Author: Meng Zhang Email: mengzhang@utexas.edu
This repository is part of the codes for our paper
Due to the maximum file size limitation of GitHub, not all of the dataset files needed are included.
- Download captions_train2017.json, captions_val2017.json, and instances_train2017.json on http://cocodataset.org/#download. Put the first two files at annotations/MSCOCO (you need to create a folder named 'MSCOCO'), and put the last file at annotations/Objects.
- Download train_places205.csv and val_places205.csv on http://data.csail.mit.edu/places/places205/trainvalsplit_places205.tar.gz. Put them at annotations/Scenes.

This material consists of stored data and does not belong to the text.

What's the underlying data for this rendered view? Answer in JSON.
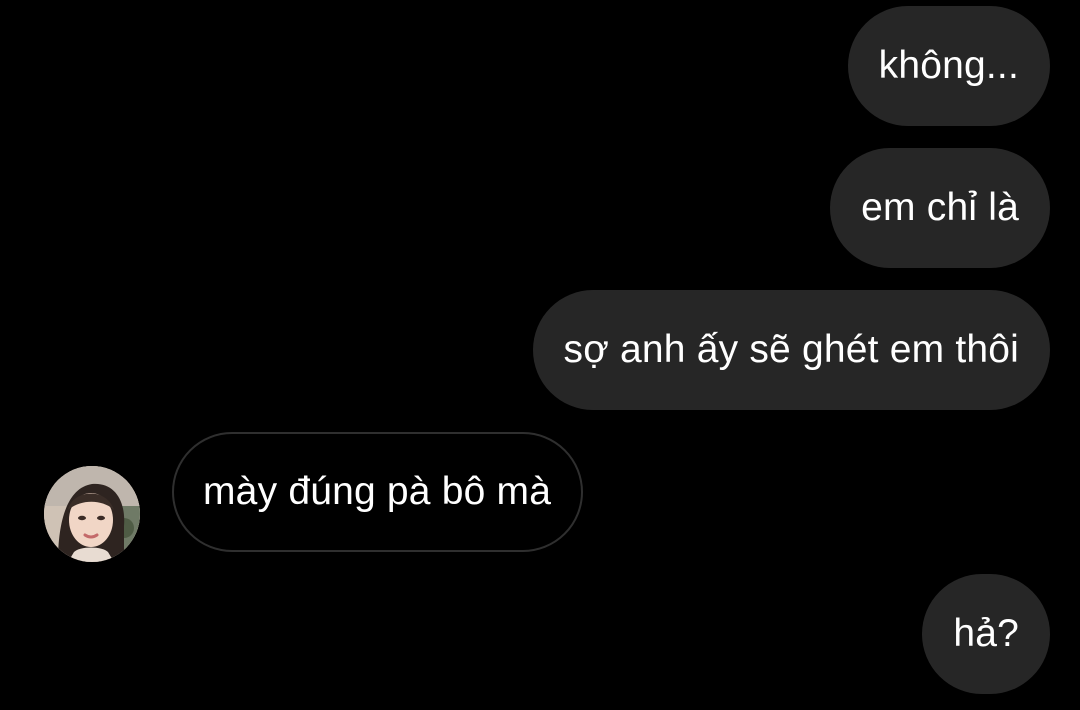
{
  "conversation": {
    "messages": [
      {
        "direction": "outgoing",
        "text": "không..."
      },
      {
        "direction": "outgoing",
        "text": "em chỉ là"
      },
      {
        "direction": "outgoing",
        "text": "sợ anh ấy sẽ ghét em thôi"
      },
      {
        "direction": "incoming",
        "text": "mày đúng pà bô mà"
      },
      {
        "direction": "outgoing",
        "text": "hả?"
      }
    ]
  },
  "theme": {
    "background": "#000000",
    "outgoing_bubble": "#262626",
    "incoming_border": "#2f2f2f",
    "text": "#ffffff"
  },
  "avatar": {
    "icon": "profile-photo-icon"
  }
}
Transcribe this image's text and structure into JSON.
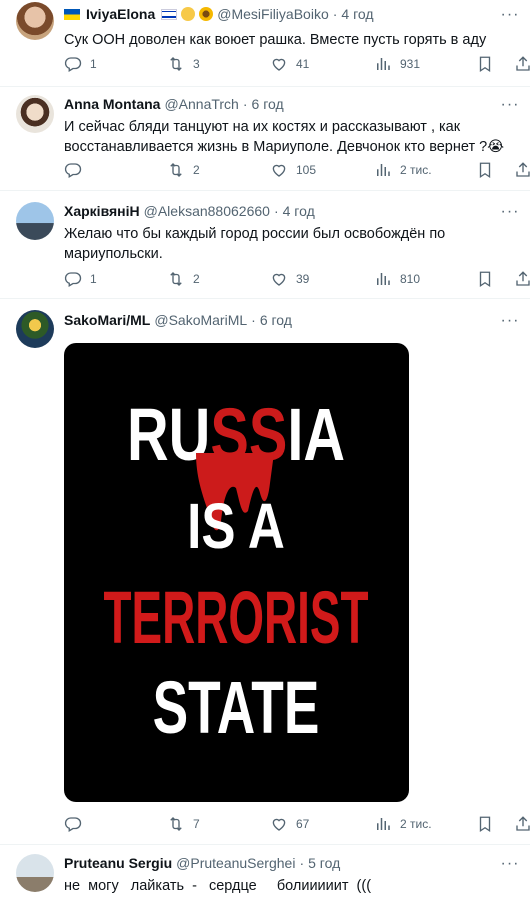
{
  "tweets": [
    {
      "name": "IviyaElona",
      "handle": "@MesiFiliyaBoiko",
      "time": "4 год",
      "text": "Сук ООН доволен как воюет рашка. Вместе пусть горять в аду",
      "replies": "1",
      "retweets": "3",
      "likes": "41",
      "views": "931"
    },
    {
      "name": "Anna Montana",
      "handle": "@AnnaTrch",
      "time": "6 год",
      "text": "И сейчас бляди танцуют на их костях и рассказывают , как восстанавливается жизнь в Мариуполе. Девчонок кто вернет ?😭",
      "replies": "",
      "retweets": "2",
      "likes": "105",
      "views": "2 тис."
    },
    {
      "name": "ХарківяніН",
      "handle": "@Aleksan88062660",
      "time": "4 год",
      "text": "Желаю что бы каждый город россии был освобождён по мариупольски.",
      "replies": "1",
      "retweets": "2",
      "likes": "39",
      "views": "810"
    },
    {
      "name": "SakoMari/ML",
      "handle": "@SakoMariML",
      "time": "6 год",
      "poster": {
        "line1a": "RU",
        "line1b": "SS",
        "line1c": "IA",
        "line2": "IS A",
        "line3": "TERRORIST",
        "line4": "STATE"
      },
      "replies": "",
      "retweets": "7",
      "likes": "67",
      "views": "2 тис."
    },
    {
      "name": "Pruteanu Sergiu",
      "handle": "@PruteanuSerghei",
      "time": "5 год",
      "text": "не  могу   лайкать  -   сердце     болииииит  ((("
    }
  ],
  "sep": "·",
  "more_glyph": "···",
  "colors": {
    "meta": "#536471",
    "border": "#eff3f4",
    "blood": "#d11a1a"
  },
  "icons": [
    "reply-icon",
    "retweet-icon",
    "like-icon",
    "views-icon",
    "bookmark-icon",
    "share-icon",
    "more-icon"
  ]
}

GitHub ignores empty folders when uploading files, so please create a folder named 'results', and create three folders in this folder named 'description_analysis', 'img_num_analysis' and 'VQA'. Alternatively, you can modify the locations of result files in the codes.
- Run prepare_dataset_comparison.py and prepare_dataset_comparison_2.py (must in Python 2), and then see compare_datasets.ipynb to reproduce the result of Figure 2 in our paper.
- Run description_analysis_mscoco.py to reproduce some of the results of Table 1 in our paper. The numbers may slightly differ from printed in our paper due to NLTK's features.
- Run VQA_analysis.py to reproduce the result of Table 3 in our paper.